Ringfort (Rath), Carrowroe, Co. Galway
Co. Galway |
Ringforts
A gap in an ancient earthwork is easy to overlook, but at Carrowroe in County Galway it carries particular weight.
The entrance on the eastern side of this subcircular ringfort, just under four metres wide, is thought to be original, meaning that people have been passing through roughly the same opening for well over a thousand years. That kind of continuity sits quietly in the landscape, unremarked by any signage.

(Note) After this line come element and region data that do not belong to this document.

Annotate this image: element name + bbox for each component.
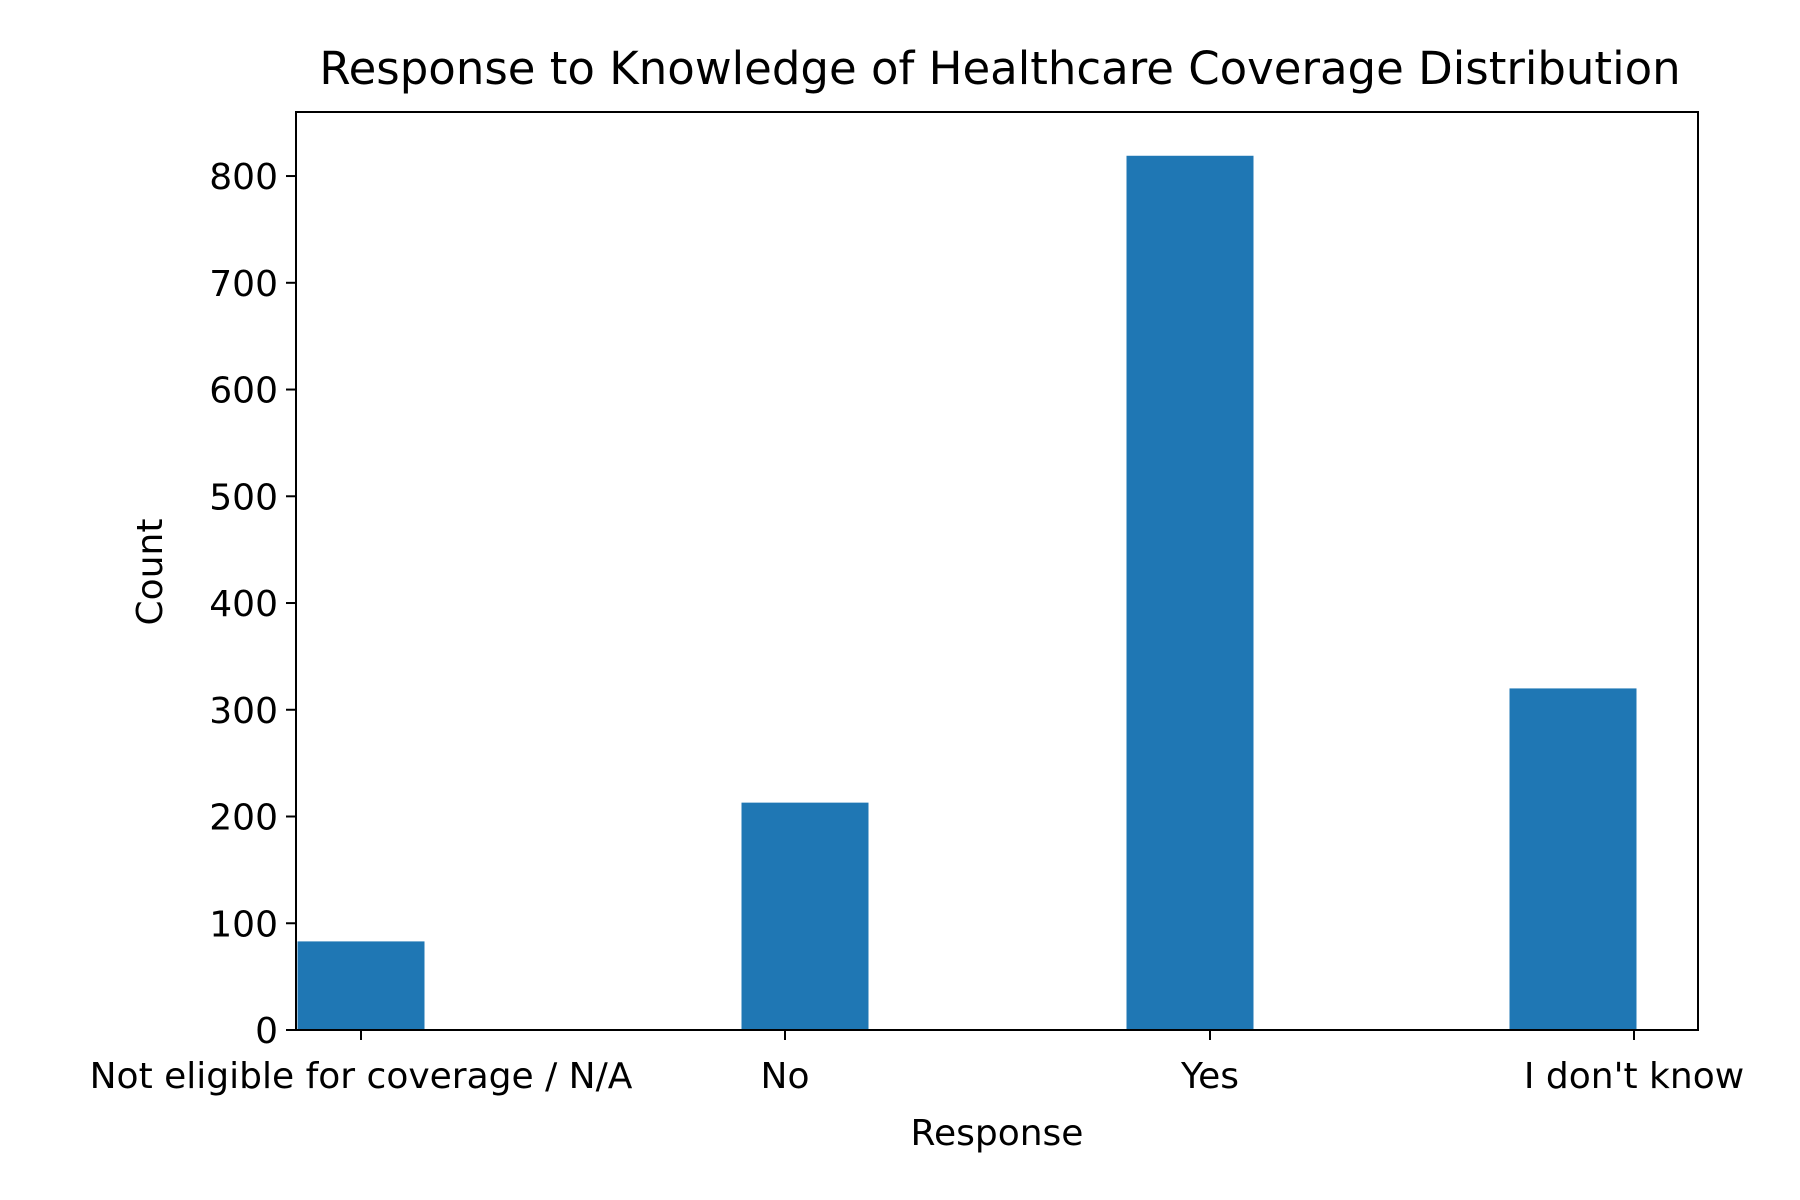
bar-1 bbox=[741, 802, 869, 1030]
x-tick-label: Yes bbox=[1180, 1056, 1239, 1097]
y-tick-label: 500 bbox=[209, 477, 278, 518]
plot-frame bbox=[295, 111, 1699, 1031]
y-tick-label: 100 bbox=[209, 904, 278, 945]
y-axis-ticks: 0 100 200 300 400 500 600 700 800 bbox=[209, 157, 296, 1052]
y-axis-label: Count bbox=[130, 519, 171, 626]
x-tick-label: Not eligible for coverage / N/A bbox=[90, 1056, 633, 1097]
bar-2 bbox=[1126, 155, 1254, 1030]
x-tick-label: No bbox=[761, 1056, 810, 1097]
x-axis-label: Response bbox=[911, 1113, 1084, 1154]
bars-group bbox=[297, 155, 1637, 1030]
chart-title: Response to Knowledge of Healthcare Cove… bbox=[319, 42, 1680, 95]
y-tick-label: 800 bbox=[209, 157, 278, 198]
y-tick-label: 0 bbox=[255, 1011, 278, 1052]
y-tick-label: 700 bbox=[209, 264, 278, 305]
x-axis-ticks: Not eligible for coverage / N/A No Yes I do… bbox=[90, 1030, 1744, 1097]
y-tick-label: 400 bbox=[209, 584, 278, 625]
x-tick-label: I don't know bbox=[1524, 1056, 1744, 1097]
y-tick-label: 200 bbox=[209, 798, 278, 839]
bar-0 bbox=[297, 941, 425, 1030]
bar-3 bbox=[1509, 688, 1637, 1030]
y-tick-label: 300 bbox=[209, 691, 278, 732]
y-tick-label: 600 bbox=[209, 371, 278, 412]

The monument itself is a rath, the Irish term for a roughly circular enclosure built during the early medieval period, typically between the fifth and twelfth centuries, and used as a farmstead or dwelling place for a family of some local standing. This particular example is well preserved and substantial, measuring approximately 59 metres north to south and 56 metres east to west. It sits on an east-facing slope amid undulating grassland, with bog stretching away to the south-west below it. Two banks of earth and stone define the enclosure, separated by an intervening fosse, which is simply a ditch dug to reinforce the defensive effect of the banks on either side of it. A later field bank has been laid across the outer bank between the north and north-east, suggesting that the land continued to be actively managed long after the rath itself fell out of use as a settlement. Two further earthen banks radiate outward from the monument at the south and south-west; their precise relationship to the rath is uncertain, though they are thought to be associated with it in some way, possibly marking out annexed land or enclosing approaches to the site.